Wer aus der mosambikanischen Provinz kommt, muss sich in der Hauptstadt Maputo fühlen wie in einer neuen Welt. Aufbruchstimmung und Wirtschaftswachstum sind überall zu spüren.

Die ehemals schlaglochübersäten Hauptstraßen sind frisch geteert, neue Apartmentblocks werden gebaut, an jeder Ecke eröffnen neue Geschäfte, Cafés und Restaurants. Mitten in der Stadt wohnt Clotilde Manjate. Die 23-Jährige lebt seit dem Tod ihrer Eltern in einer geräumigen Eigentumswohnung, gemeinsam mit ihren beiden Brüdern und deren Familie. Sie ist eine moderne, selbstbewusste Frau, trägt Jeans statt Rock. Tagsüber arbeitet sie, danach gönnt sie sich eine halbe Stunde Freizeit, bevor sie abends die Kurse einer Privatuniversität besucht. Familie und Kinder kommen in ihren Zukunftsplänen vorerst nicht vor.

"Mein Ziel ist es, mein Studium in zwei Jahren erfolgreich abzuschließen und dann noch einen Master zu machen. Natürlich weiß ich, dass die Lage auf dem Arbeitsmarkt nicht einfach ist. Selbst Universitätsabsolventen finden häufig keine Stelle. Aber ich bin trotzdem zuversichtlich, dass ich einen guten Job finde, wenn ich entsprechende Noten und praktische Erfahrung vorweisen kann. Falls das nicht klappt, bleibt immer noch die Alternative, mich selbstständig zu machen."

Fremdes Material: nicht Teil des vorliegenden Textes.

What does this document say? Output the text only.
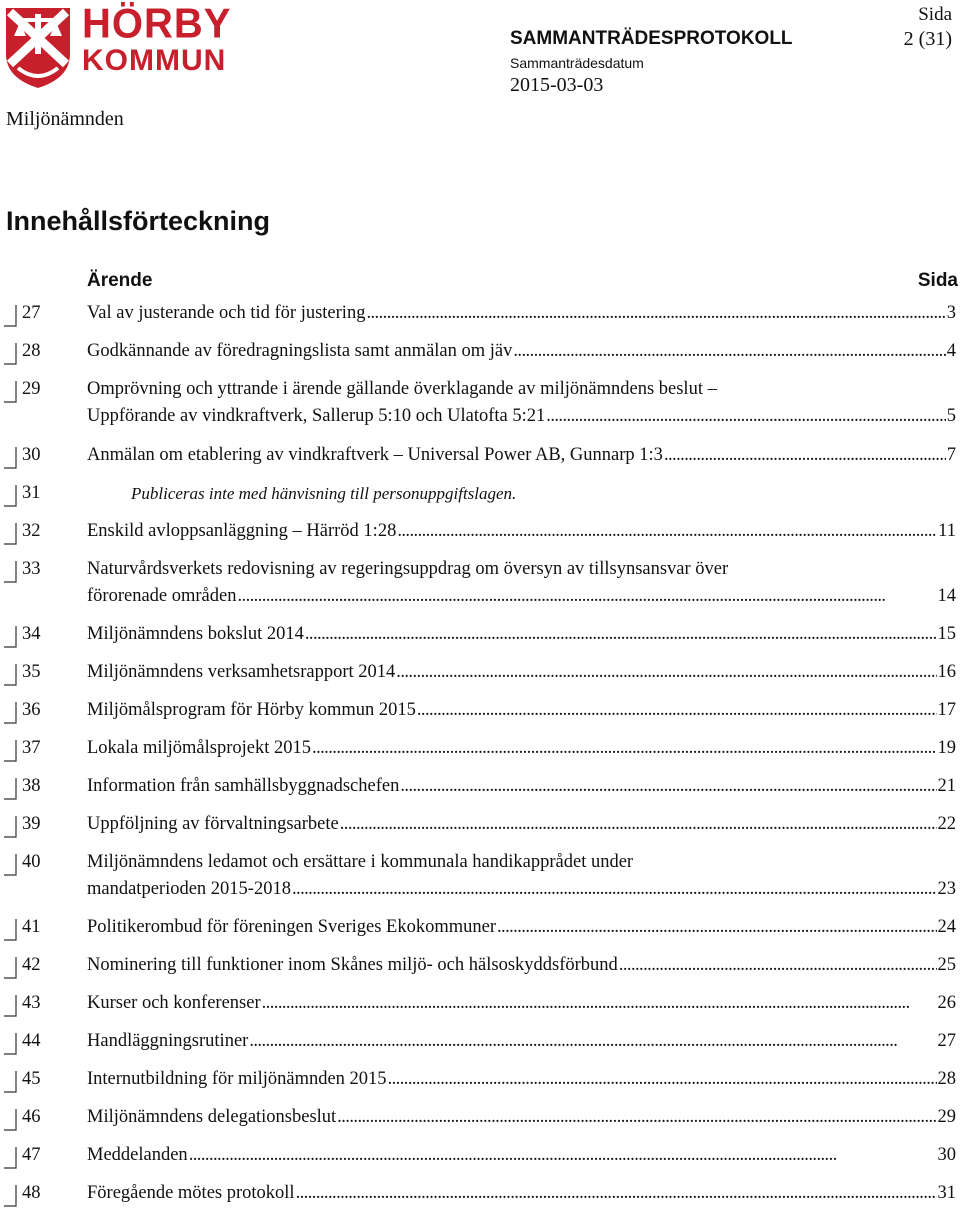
HÖRBY
KOMMUN
Miljönämnden
Sida
2 (31)
SAMMANTRÄDESPROTOKOLL
Sammanträdesdatum
2015-03-03
Innehållsförteckning
Ärende	Sida
27	Val av justerande och tid för justering . . .	3
28	Godkännande av föredragningslista samt anmälan om jäv . . .	4
29	Omprövning och yttrande i ärende gällande överklagande av miljönämndens beslut –
Uppförande av vindkraftverk, Sallerup 5:10 och Ulatofta 5:21 . . .	5
30	Anmälan om etablering av vindkraftverk – Universal Power AB, Gunnarp 1:3 . . .	7
31	Publiceras inte med hänvisning till personuppgiftslagen.
32	Enskild avloppsanläggning – Härröd 1:28 . . .	11
33	Naturvårdsverkets redovisning av regeringsuppdrag om översyn av tillsynsansvar över
förorenade områden . . .	14
34	Miljönämndens bokslut 2014 . . .	15
35	Miljönämndens verksamhetsrapport 2014 . . .	16
36	Miljömålsprogram för Hörby kommun 2015 . . .	17
37	Lokala miljömålsprojekt 2015 . . .	19
38	Information från samhällsbyggnadschefen . . .	21
39	Uppföljning av förvaltningsarbete . . .	22
40	Miljönämndens ledamot och ersättare i kommunala handikapprådet under
mandatperioden 2015-2018 . . .	23
41	Politikerombud för föreningen Sveriges Ekokommuner . . .	24
42	Nominering till funktioner inom Skånes miljö- och hälsoskyddsförbund . . .	25
43	Kurser och konferenser . . .	26
44	Handläggningsrutiner . . .	27
45	Internutbildning för miljönämnden 2015 . . .	28
46	Miljönämndens delegationsbeslut . . .	29
47	Meddelanden . . .	30
48	Föregående mötes protokoll . . .	31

Clotilde ist sich bewusst, dass sie es besser hat als viele andere ihrer Generation.
Ihr Vater war bei der Armee, die Ausbildung seiner Kinder hat er immer gefördert, durch sein Erbe sind sie finanziell einigermaßen abgesichert. Ein Bonus, von dem Gleichaltrige in den Armenvierteln oder auf dem Land nicht einmal zu träumen wagen. Doch die 23-Jährige ruht sich darauf nicht aus. Sie arbeitet hart und zielstrebig an ihrer Zukunft. Die Rahmenbedingungen, es aus eigener Kraft zu etwas zu bringen, betont sie, seien in Mosambik heutzutage wesentlich besser als früher.

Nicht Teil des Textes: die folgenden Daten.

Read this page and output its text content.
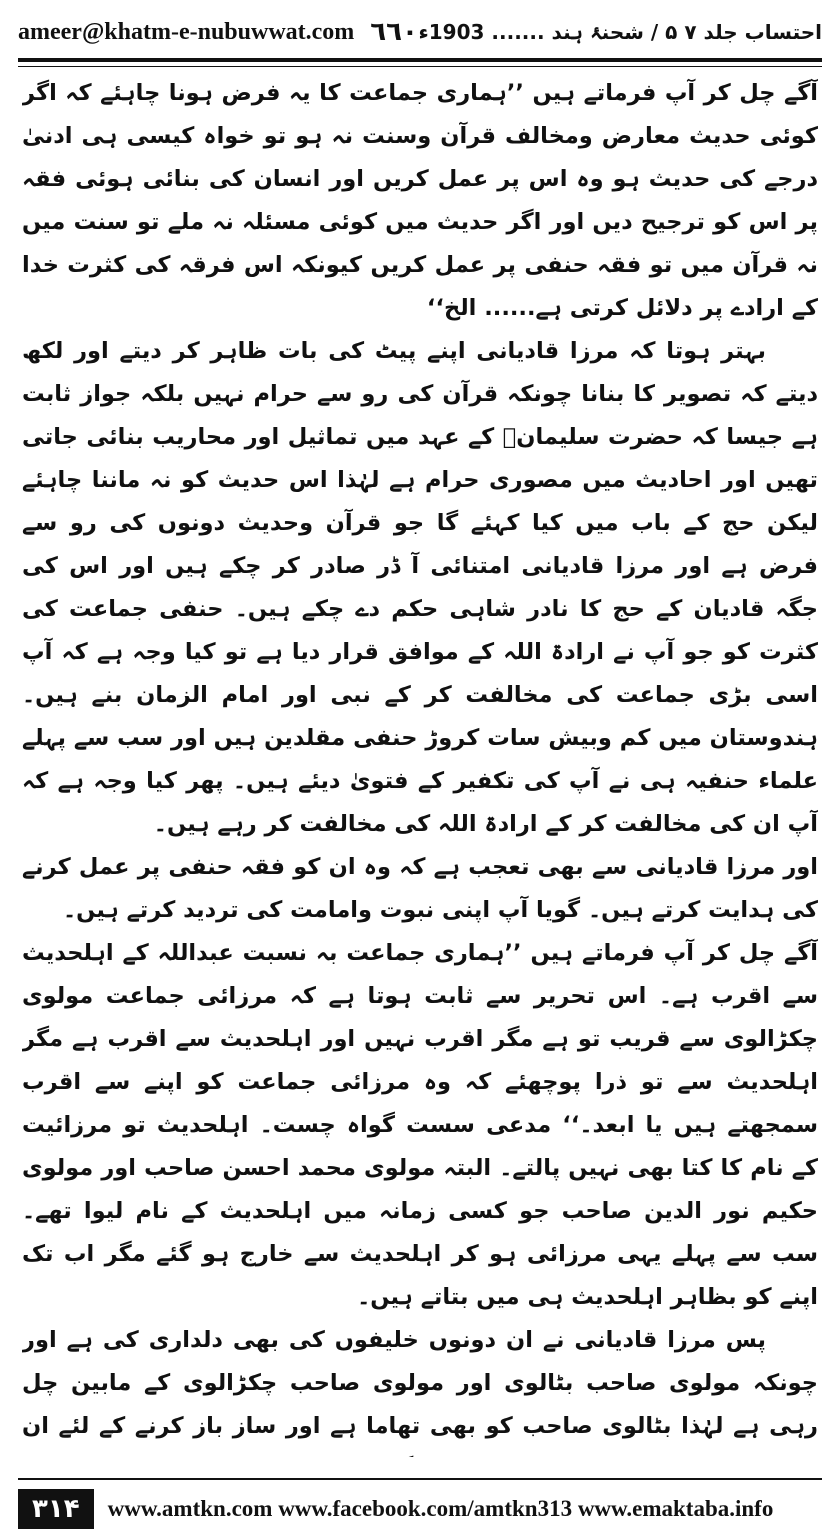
ameer@khatm-e-nubuwwat.com ٦٦٠ احتساب جلد ۷ ۵ / شحنۂ ہند ....... 1903ء

آگے چل کر آپ فرماتے ہیں ’’ہماری جماعت کا یہ فرض ہونا چاہئے کہ اگر کوئی حدیث معارض ومخالف قرآن وسنت نہ ہو تو خواہ کیسی ہی ادنیٰ درجے کی حدیث ہو وہ اس پر عمل کریں اور انسان کی بنائی ہوئی فقہ پر اس کو ترجیح دیں اور اگر حدیث میں کوئی مسئلہ نہ ملے تو سنت میں نہ قرآن میں تو فقہ حنفی پر عمل کریں کیونکہ اس فرقہ کی کثرت خدا کے ارادے پر دلائل کرتی ہے...... الخ‘‘

بہتر ہوتا کہ مرزا قادیانی اپنے پیٹ کی بات ظاہر کر دیتے اور لکھ دیتے کہ تصویر کا بنانا چونکہ قرآن کی رو سے حرام نہیں بلکہ جواز ثابت ہے جیسا کہ حضرت سلیمانؑ کے عہد میں تماثیل اور محاریب بنائی جاتی تھیں اور احادیث میں مصوری حرام ہے لہٰذا اس حدیث کو نہ ماننا چاہئے لیکن حج کے باب میں کیا کہئے گا جو قرآن وحدیث دونوں کی رو سے فرض ہے اور مرزا قادیانی امتنائی آ ڈر صادر کر چکے ہیں اور اس کی جگہ قادیان کے حج کا نادر شاہی حکم دے چکے ہیں۔ حنفی جماعت کی کثرت کو جو آپ نے ارادۃ اللہ کے موافق قرار دیا ہے تو کیا وجہ ہے کہ آپ اسی بڑی جماعت کی مخالفت کر کے نبی اور امام الزمان بنے ہیں۔ ہندوستان میں کم وبیش سات کروڑ حنفی مقلدین ہیں اور سب سے پہلے علماء حنفیہ ہی نے آپ کی تکفیر کے فتویٰ دیئے ہیں۔ پھر کیا وجہ ہے کہ آپ ان کی مخالفت کر کے ارادۃ اللہ کی مخالفت کر رہے ہیں۔

اور مرزا قادیانی سے بھی تعجب ہے کہ وہ ان کو فقہ حنفی پر عمل کرنے کی ہدایت کرتے ہیں۔ گویا آپ اپنی نبوت وامامت کی تردید کرتے ہیں۔

آگے چل کر آپ فرماتے ہیں ’’ہماری جماعت بہ نسبت عبداللہ کے اہلحدیث سے اقرب ہے۔ اس تحریر سے ثابت ہوتا ہے کہ مرزائی جماعت مولوی چکڑالوی سے قریب تو ہے مگر اقرب نہیں اور اہلحدیث سے اقرب ہے مگر اہلحدیث سے تو ذرا پوچھئے کہ وہ مرزائی جماعت کو اپنے سے اقرب سمجھتے ہیں یا ابعد۔‘‘ مدعی سست گواہ چست۔ اہلحدیث تو مرزائیت کے نام کا کتا بھی نہیں پالتے۔ البتہ مولوی محمد احسن صاحب اور مولوی حکیم نور الدین صاحب جو کسی زمانہ میں اہلحدیث کے نام لیوا تھے۔ سب سے پہلے یہی مرزائی ہو کر اہلحدیث سے خارج ہو گئے مگر اب تک اپنے کو بظاہر اہلحدیث ہی میں بتاتے ہیں۔

پس مرزا قادیانی نے ان دونوں خلیفوں کی بھی دلداری کی ہے اور چونکہ مولوی صاحب بٹالوی اور مولوی صاحب چکڑالوی کے مابین چل رہی ہے لہٰذا بٹالوی صاحب کو بھی تھاما ہے اور ساز باز کرنے کے لئے ان

۳۱۴	www.amtkn.com www.facebook.com/amtkn313 www.emaktaba.info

"Mein Land entwickelt sich positiv. In einigen Provinzen gab es nach dem Krieg gar nichts mehr. Heute jedoch haben die Leute wieder Häuser, Geschäfte und Banken haben eröffnet. Früher waren viele Menschen von der Außenwelt abgeschnitten. Heute hat jeder ein Handy. Auch im Bildungsbereich hat sich viel getan: Wer früher den Aufnahmetest bei der staatlichen Universität nicht schaffte, hatte sich die Zukunft verbaut. Heute gibt es eine Reihe privater Universitäten, die noch dazu erschwinglich sind. Auch die Gesundheitsversorgung ist besser. Früher gab es nur wenige Kliniken, die Behandlung war teuer. Auch das ist heute anders."

Das Leben in Maputo hat sich tatsächlich in vielen Bereichen verbessert. Doch am Rand der Hauptstadt wachsen die Armenviertel, die Entwicklung auf dem Land hinkt enorm hinterher. Auf Dauer birgt das gesellschaftlichen Sprengstoff. Bislang aber ist der Herzenswunsch vieler junger Mosambikaner bescheiden: Sie wünschen sich ein Leben jenseits bitterer Armut, eine Chance, ihr Schicksal selbst in die Hand nehmen zu können.